Research firm Market Clarity also forecasts the decline in total fixed phone lines is set to continue as broadband adoption corrects an inflated market for second-line services.
Shara Evans, CEO of Market Clarity, said, "Businesses started buying IP PABXs or call managers several years ago and began implementing telephony over their local area network - getting QOS in place and testing out the deployment," she said.
The second stage was connecting their various offices together.
"We are just starting to get into that full swing now - and so we're seeing businesses that no longer need as many basic access lines. Instead they are putting some of that traffic across their own data network, and in most cases that is not the public Internet, but a carrier-grade network," she said.

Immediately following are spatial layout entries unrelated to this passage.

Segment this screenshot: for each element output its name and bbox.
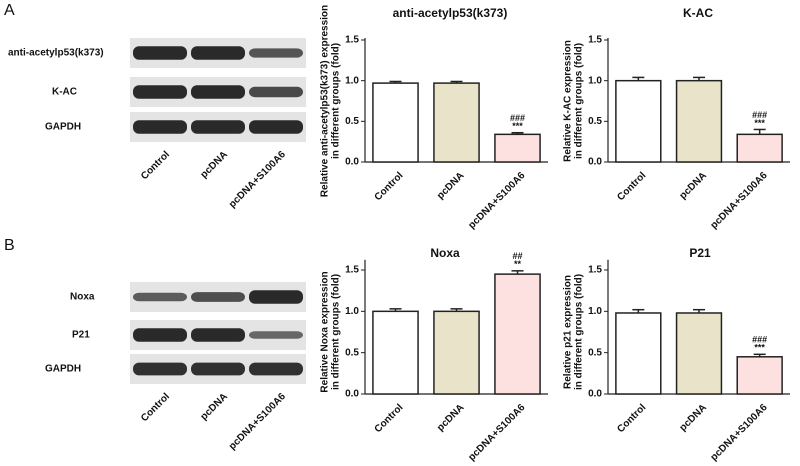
y-axis-label: Relative K-AC expression <box>563 40 574 162</box>
y-tick-label: 0.0 <box>588 389 602 400</box>
blot-band <box>191 120 245 134</box>
x-tick-label: pcDNA <box>435 170 466 201</box>
blot-lane-label: pcDNA <box>199 149 230 180</box>
y-tick-label: 1.0 <box>588 75 602 86</box>
blot-lane-label: Control <box>139 149 172 182</box>
y-axis-label: in different groups (fold) <box>574 274 585 390</box>
blot-band <box>191 46 245 60</box>
significance-mark: ** <box>514 259 522 269</box>
chart-title: anti-acetylp53(k373) <box>393 6 508 20</box>
y-tick-label: 0.0 <box>345 157 359 168</box>
significance-mark: ## <box>512 251 522 261</box>
bar <box>494 273 541 395</box>
blot-band <box>133 292 187 302</box>
y-tick-label: 0.5 <box>345 347 359 358</box>
x-tick-label: pcDNA <box>678 170 709 201</box>
y-tick-label: 1.5 <box>345 265 359 276</box>
blot-row-label: GAPDH <box>45 364 81 375</box>
y-tick-label: 0.5 <box>588 116 602 127</box>
significance-mark: ### <box>752 110 767 120</box>
bar <box>675 312 723 395</box>
bar <box>494 133 541 163</box>
x-tick-label: pcDNA <box>678 402 709 433</box>
blot-band <box>249 331 303 339</box>
x-tick-label: pcDNA+S100A6 <box>709 170 770 231</box>
blot-lane-label: pcDNA+S100A6 <box>227 149 288 210</box>
y-axis-label: Relative anti-acetylp53(k373) expression <box>320 5 331 197</box>
blot-band <box>191 362 245 376</box>
panel-letter: B <box>4 237 15 254</box>
blot-row-label: K-AC <box>52 87 77 98</box>
bar <box>433 82 480 163</box>
chart-title: Noxa <box>430 246 460 260</box>
panel-letter: A <box>4 2 15 19</box>
bar <box>615 79 662 163</box>
bar <box>736 356 783 395</box>
bar <box>615 312 662 395</box>
x-tick-label: Control <box>615 402 648 435</box>
y-axis-label: in different groups (fold) <box>331 43 342 159</box>
chart-title: P21 <box>689 246 711 260</box>
y-tick-label: 1.0 <box>588 306 602 317</box>
x-tick-label: Control <box>615 170 648 203</box>
chart-title: K-AC <box>683 6 713 20</box>
blot-band <box>249 120 303 134</box>
x-tick-label: pcDNA <box>435 402 466 433</box>
blot-lane-label: Control <box>139 391 172 424</box>
bar <box>736 133 783 163</box>
bar <box>372 82 419 163</box>
y-axis-label: in different groups (fold) <box>331 274 342 390</box>
bar <box>675 79 723 163</box>
y-tick-label: 0.0 <box>588 157 602 168</box>
blot-row-label: P21 <box>72 330 90 341</box>
significance-mark: ### <box>752 335 767 345</box>
y-tick-label: 1.0 <box>345 75 359 86</box>
blot-band <box>191 328 245 342</box>
blot-row-label: GAPDH <box>45 122 81 133</box>
bar <box>433 310 480 395</box>
y-tick-label: 0.5 <box>345 116 359 127</box>
blot-row-label: anti-acetylp53(k373) <box>8 48 104 59</box>
y-tick-label: 1.0 <box>345 306 359 317</box>
blot-band <box>133 46 187 60</box>
blot-band <box>249 48 303 58</box>
blot-lane-label: pcDNA+S100A6 <box>227 391 288 452</box>
y-axis-label: Relative Noxa expression <box>320 271 331 392</box>
y-tick-label: 1.5 <box>345 35 359 46</box>
significance-mark: *** <box>754 118 765 128</box>
blot-band <box>191 85 245 99</box>
y-tick-label: 1.5 <box>588 35 602 46</box>
y-tick-label: 0.5 <box>588 347 602 358</box>
y-axis-label: in different groups (fold) <box>574 43 585 159</box>
blot-band <box>249 290 303 304</box>
y-tick-label: 1.5 <box>588 265 602 276</box>
blot-band <box>191 292 245 302</box>
blot-band <box>133 120 187 134</box>
x-tick-label: pcDNA+S100A6 <box>709 402 770 463</box>
blot-band <box>133 328 187 342</box>
blot-band <box>133 85 187 99</box>
significance-mark: *** <box>754 343 765 353</box>
x-tick-label: Control <box>373 170 406 203</box>
blot-band <box>249 86 303 98</box>
significance-mark: ### <box>510 113 525 123</box>
x-tick-label: pcDNA+S100A6 <box>466 402 527 463</box>
y-axis-label: Relative p21 expression <box>563 275 574 389</box>
blot-band <box>133 362 187 376</box>
significance-mark: *** <box>512 121 523 131</box>
blot-band <box>249 362 303 376</box>
x-tick-label: pcDNA+S100A6 <box>466 170 527 231</box>
blot-lane-label: pcDNA <box>199 391 230 422</box>
blot-row-label: Noxa <box>70 292 95 303</box>
y-tick-label: 0.0 <box>345 389 359 400</box>
bar <box>372 310 419 395</box>
x-tick-label: Control <box>373 402 406 435</box>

The Atug/Engin survey reported that 41 percent of business users said overall service was better than their fixed-line service. It showed also that businesses are making 10 percent more calls over VoIP than they did previously; and, perhaps most significant, 8.5 percent of business respondents have cancelled their fixed service to use VoIP exclusively.
In the consumer space, the decrease in second fixed line services will continue to shrink by around 71 percent over the next five years as people replace dial-up Internet connections with ADSL or other forms of broadband, according to the Market Clarity report, which studied a number of services provided by eight carriers, representing what the researcher claims to be more than 90 percent of telecommunications service revenues.
Evans said there is a small but growing minority group of households - mostly young group houses and single adult houses - that opt to use mobiles and have no fixed line at all.
"The group households consist of young individuals who are primarily contacted by their mobile phone and that is the way they have connected with friends for years now, and in many cases, they have never seen a reason to have a fixed line number," she said.
The primary phone line market is not going to go away as quickly though, largely because about 74 percent of Internet access is still ADSL, which requires part of the spectrum of a phone line, Evans said. "Most people will still have at least one fixed-line phone until more broadband connection types become available or until there is the option of buying a line without a phone service, which is not likely to happen in the near future."
Several areas of the study show that consumers are making decisions based on convenience rather than cost saving alone.
"For example, minutes of local fixed to fixed-line calls are starting to decrease and will continue to do so. This is interesting, because Australia is one of the only countries in the world to still offer untimed local calls, which provide good value for money, but people are choosing the convenience of mobile," she said.
"Also, long-distance minutes across networks were increasing steadily until 2004, but they are now steadily decreasing because of substitution with VoIP and mobile."
Eventually the vast majority of fixed-line calls will be going through a VoIP network, as carrier investment has moved from circuit switches to soft switches, Evans said.
"While the fixed-line telephone will have the same look and feel, it will likely be a VoIP phone - it will just be running over a carrier-owned VoIP network rather than the public network and it will be invisible to the end user."
Telecommunications analyst Paul Budde recently released a report stating that the enormous growth of broadband in Australia is unprecedented in the world, and that January this year saw broadband subscribers cross the three million mark.
Household penetration now stands just above 30 percent, and business penetration is around 70 percent, he said.
Budde predicts the growth will continue to see four million broadband users by the end of the year, and six million by 2009.